Does the simultaneous treatment of the pathologies pose any problems?

"TB programmes are generally pretty out-dated and have been developed in a vertical manner - meaning that they treat TB and TB alone. On the other hand, anti-retroviral tri-therapy programmes are newer. The problem rests in the fact that up until now, few actors have managed to integrate the two programmes.

"This sometimes causes a great deal of confusion for patients: it means having to first go to the AIDS clinic, then to the TB clinic, and not getting clear information from either of them. This leaves some patients totally misunderstanding the medicines necessary for one or the other illness.

"Therefore, we have decided to treat all the co-infected patients in one and the same place. Like this, the Homa Bay TB clinic is the place in which co-infected patients are treated for both infections. Once the TB treatment is completed - and therefore they are no longer co-infected - the patients are transferred to the AIDS clinic. But this hasn't been simple.

"The solution might seems obvious, but the method of treating separately was so ingrained, that it has taken us two years to manage to convince all the others actors involved."

What should we expect from this new approach?

"It's a question of treating all the patients under one roof, so one clinician can treat both illnesses. This will allow us to be much more coherent in terms of treatment and follow-up. This approach helps to give the patients a much easier time at the hospital, giving them more coherent appointments in the same diary and above all giving them the necessary information about treatment adherence.

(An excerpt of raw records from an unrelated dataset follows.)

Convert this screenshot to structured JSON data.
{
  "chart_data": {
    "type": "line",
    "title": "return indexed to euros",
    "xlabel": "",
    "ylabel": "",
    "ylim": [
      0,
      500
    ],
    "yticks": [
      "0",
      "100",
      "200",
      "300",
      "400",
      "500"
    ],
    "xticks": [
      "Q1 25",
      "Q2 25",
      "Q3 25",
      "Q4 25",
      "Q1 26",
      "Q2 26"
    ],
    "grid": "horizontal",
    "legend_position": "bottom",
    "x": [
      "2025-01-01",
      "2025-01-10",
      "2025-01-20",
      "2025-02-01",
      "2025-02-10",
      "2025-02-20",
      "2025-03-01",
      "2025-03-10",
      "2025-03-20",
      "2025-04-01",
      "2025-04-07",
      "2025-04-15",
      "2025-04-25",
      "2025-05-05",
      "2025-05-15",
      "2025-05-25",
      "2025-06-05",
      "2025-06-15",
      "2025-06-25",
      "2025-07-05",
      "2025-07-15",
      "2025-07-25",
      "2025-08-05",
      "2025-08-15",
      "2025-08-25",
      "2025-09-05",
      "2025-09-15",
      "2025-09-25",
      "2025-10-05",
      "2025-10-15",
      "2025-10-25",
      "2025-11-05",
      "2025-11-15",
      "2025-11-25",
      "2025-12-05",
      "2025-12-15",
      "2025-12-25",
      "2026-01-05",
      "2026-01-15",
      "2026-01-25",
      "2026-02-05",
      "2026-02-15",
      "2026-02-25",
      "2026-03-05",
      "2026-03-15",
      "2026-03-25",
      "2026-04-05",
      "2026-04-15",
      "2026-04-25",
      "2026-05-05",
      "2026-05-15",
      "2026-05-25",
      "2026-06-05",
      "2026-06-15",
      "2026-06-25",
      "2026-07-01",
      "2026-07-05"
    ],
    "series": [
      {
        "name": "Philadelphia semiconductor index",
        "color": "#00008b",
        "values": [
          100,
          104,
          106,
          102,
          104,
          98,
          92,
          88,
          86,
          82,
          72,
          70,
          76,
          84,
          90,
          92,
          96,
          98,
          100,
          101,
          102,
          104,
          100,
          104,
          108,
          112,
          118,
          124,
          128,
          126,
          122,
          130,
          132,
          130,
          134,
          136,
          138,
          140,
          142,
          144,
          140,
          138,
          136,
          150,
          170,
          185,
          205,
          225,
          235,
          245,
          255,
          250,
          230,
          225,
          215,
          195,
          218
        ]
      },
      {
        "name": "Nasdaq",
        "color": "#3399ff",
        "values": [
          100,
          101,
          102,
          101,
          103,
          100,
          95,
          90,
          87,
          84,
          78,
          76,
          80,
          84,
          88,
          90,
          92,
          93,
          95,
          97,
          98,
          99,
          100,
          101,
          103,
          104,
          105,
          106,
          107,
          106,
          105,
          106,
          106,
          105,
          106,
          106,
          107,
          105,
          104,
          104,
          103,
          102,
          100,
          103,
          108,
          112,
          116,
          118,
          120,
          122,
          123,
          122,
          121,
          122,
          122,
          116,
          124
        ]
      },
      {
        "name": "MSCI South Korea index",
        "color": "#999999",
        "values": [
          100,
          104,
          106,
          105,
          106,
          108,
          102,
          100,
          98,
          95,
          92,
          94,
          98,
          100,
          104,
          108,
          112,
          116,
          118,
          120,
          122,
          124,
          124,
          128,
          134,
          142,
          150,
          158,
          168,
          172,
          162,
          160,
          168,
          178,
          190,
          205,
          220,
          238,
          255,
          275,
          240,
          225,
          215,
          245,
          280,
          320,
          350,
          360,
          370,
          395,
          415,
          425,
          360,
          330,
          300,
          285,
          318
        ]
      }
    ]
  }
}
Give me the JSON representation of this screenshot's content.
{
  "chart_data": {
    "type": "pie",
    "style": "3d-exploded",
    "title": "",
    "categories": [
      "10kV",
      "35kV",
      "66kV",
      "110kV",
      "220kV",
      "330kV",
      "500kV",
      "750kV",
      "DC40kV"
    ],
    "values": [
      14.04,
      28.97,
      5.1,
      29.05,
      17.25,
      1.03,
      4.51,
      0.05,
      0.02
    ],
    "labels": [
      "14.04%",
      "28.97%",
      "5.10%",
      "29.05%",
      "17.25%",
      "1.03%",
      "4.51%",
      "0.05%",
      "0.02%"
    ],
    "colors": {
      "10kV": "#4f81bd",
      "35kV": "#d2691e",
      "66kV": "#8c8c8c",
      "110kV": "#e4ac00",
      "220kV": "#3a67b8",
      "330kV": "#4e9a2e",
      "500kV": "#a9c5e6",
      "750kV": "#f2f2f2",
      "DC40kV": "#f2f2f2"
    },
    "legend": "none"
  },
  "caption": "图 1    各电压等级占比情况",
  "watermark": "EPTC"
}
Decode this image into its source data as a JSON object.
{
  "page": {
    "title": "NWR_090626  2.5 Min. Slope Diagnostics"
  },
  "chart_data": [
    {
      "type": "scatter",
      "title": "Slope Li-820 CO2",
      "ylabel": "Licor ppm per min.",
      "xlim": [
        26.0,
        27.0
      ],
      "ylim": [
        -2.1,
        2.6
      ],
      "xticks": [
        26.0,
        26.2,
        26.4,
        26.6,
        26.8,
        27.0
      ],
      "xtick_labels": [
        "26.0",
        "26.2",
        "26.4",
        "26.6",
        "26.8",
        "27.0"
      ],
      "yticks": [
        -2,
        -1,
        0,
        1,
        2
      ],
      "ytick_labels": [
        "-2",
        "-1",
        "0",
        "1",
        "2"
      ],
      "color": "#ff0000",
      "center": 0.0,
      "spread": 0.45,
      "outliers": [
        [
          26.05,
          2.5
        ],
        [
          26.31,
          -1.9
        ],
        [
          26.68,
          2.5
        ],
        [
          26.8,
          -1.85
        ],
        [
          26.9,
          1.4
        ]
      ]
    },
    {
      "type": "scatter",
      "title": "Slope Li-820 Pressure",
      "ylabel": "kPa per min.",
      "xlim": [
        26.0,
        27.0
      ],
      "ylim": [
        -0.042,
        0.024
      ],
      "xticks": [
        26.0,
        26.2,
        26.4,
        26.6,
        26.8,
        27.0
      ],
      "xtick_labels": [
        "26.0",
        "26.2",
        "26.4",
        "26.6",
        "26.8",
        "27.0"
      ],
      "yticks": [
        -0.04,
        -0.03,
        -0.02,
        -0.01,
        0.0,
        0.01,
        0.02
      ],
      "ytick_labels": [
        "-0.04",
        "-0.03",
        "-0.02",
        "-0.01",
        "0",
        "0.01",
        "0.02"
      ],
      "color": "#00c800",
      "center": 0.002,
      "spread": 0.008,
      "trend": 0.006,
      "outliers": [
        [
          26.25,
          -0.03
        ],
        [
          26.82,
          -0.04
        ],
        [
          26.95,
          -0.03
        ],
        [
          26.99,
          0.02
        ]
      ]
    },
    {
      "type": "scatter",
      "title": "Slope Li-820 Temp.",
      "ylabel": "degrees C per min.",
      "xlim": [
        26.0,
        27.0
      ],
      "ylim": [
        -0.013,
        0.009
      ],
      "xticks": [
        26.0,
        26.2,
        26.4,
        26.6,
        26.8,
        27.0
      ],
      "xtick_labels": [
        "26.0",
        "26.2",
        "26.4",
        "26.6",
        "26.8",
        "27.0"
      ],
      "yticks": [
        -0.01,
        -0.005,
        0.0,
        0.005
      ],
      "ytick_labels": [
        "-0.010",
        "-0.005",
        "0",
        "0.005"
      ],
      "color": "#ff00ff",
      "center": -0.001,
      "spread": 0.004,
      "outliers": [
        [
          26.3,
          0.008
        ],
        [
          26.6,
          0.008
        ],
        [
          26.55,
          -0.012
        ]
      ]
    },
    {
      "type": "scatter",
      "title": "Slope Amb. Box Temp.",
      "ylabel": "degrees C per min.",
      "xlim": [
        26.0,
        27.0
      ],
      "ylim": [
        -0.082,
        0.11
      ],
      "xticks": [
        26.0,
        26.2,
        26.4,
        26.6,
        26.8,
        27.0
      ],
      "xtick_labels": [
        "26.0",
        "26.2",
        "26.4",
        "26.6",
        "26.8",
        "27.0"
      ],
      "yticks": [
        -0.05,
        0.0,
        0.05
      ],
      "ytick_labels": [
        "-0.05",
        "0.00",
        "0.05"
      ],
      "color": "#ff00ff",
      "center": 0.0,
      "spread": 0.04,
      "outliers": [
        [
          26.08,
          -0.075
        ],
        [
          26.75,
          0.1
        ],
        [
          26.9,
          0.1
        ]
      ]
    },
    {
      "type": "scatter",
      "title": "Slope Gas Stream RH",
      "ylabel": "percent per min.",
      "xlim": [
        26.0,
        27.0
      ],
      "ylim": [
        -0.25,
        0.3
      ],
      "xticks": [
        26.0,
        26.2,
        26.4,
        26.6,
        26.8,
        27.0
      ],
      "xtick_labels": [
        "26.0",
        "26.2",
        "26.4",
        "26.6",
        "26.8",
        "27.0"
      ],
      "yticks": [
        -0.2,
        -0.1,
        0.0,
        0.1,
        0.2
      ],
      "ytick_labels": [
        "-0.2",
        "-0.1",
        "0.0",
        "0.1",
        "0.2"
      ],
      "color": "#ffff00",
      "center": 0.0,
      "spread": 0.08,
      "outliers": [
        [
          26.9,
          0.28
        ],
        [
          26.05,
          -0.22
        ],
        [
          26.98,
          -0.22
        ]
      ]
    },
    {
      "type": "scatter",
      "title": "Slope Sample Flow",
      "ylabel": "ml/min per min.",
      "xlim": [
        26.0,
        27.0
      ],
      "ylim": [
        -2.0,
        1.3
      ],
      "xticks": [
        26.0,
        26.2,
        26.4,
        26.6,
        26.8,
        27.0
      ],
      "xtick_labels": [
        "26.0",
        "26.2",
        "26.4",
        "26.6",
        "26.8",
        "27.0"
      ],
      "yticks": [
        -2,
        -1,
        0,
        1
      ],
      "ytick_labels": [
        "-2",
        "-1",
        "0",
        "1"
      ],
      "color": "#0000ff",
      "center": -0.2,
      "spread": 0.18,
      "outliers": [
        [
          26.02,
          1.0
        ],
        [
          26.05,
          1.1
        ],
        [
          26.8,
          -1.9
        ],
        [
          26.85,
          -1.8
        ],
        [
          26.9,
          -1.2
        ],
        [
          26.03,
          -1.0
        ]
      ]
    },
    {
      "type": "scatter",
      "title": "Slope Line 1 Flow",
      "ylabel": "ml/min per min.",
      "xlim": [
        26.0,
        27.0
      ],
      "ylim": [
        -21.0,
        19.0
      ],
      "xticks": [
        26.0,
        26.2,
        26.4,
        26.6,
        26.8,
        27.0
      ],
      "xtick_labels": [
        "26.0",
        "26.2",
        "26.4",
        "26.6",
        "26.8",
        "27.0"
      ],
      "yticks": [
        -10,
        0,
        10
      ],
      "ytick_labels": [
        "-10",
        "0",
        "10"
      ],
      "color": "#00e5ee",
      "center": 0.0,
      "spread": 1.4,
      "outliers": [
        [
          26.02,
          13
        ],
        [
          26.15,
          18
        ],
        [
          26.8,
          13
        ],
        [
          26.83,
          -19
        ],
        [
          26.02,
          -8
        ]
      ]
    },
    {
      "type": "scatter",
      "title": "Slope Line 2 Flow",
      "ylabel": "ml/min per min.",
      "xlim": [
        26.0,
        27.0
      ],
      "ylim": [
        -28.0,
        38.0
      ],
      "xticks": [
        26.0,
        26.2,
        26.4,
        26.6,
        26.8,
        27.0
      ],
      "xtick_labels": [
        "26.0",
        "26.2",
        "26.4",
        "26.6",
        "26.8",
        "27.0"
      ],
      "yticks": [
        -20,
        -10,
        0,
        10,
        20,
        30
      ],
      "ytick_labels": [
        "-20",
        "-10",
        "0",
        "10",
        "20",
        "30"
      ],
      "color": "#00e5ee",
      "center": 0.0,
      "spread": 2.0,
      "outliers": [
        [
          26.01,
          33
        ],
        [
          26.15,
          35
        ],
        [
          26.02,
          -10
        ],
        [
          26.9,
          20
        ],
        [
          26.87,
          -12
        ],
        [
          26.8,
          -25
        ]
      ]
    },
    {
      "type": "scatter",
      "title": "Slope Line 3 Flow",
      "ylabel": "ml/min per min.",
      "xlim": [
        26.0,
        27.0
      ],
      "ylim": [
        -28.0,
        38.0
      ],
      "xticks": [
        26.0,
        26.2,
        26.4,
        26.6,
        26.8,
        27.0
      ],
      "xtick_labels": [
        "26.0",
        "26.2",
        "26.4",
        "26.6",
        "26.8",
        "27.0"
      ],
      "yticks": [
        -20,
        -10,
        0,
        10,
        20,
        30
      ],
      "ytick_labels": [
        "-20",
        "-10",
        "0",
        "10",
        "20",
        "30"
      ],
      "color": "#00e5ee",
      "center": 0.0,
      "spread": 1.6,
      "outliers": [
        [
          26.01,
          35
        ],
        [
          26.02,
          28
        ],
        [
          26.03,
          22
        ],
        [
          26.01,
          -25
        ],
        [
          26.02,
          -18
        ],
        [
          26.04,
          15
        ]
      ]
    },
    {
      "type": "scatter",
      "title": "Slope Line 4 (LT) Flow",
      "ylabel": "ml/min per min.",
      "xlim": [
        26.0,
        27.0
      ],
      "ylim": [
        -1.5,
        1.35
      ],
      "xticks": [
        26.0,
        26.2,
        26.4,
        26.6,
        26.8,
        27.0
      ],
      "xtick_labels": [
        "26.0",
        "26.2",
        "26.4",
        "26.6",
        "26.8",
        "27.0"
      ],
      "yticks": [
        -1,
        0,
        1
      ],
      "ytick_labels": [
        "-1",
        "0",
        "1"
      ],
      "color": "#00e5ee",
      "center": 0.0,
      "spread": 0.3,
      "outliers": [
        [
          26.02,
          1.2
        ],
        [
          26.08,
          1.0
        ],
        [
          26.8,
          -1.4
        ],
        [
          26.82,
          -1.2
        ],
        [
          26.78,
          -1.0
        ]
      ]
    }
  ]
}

"For the co-infected patient, the integrated approach also allows us to implement a more efficient six- rather than eight-month treatment programme."

What future evolutions will be indispensable?

"For us, the most important thing will be to have a quicker diagnostic test, which is easier to use for carers, and which allows us to save time against the advance of the TB and helps to avoid the potentially fatal interaction with anti-retroviral tri-therapy treatment.

"Because, without having the means to confirm, it seems that certain HIV/AIDS patients at an advanced stage of the disease die because their reaction to the anti-retroviral tri-therapy is amplified by undetected TB."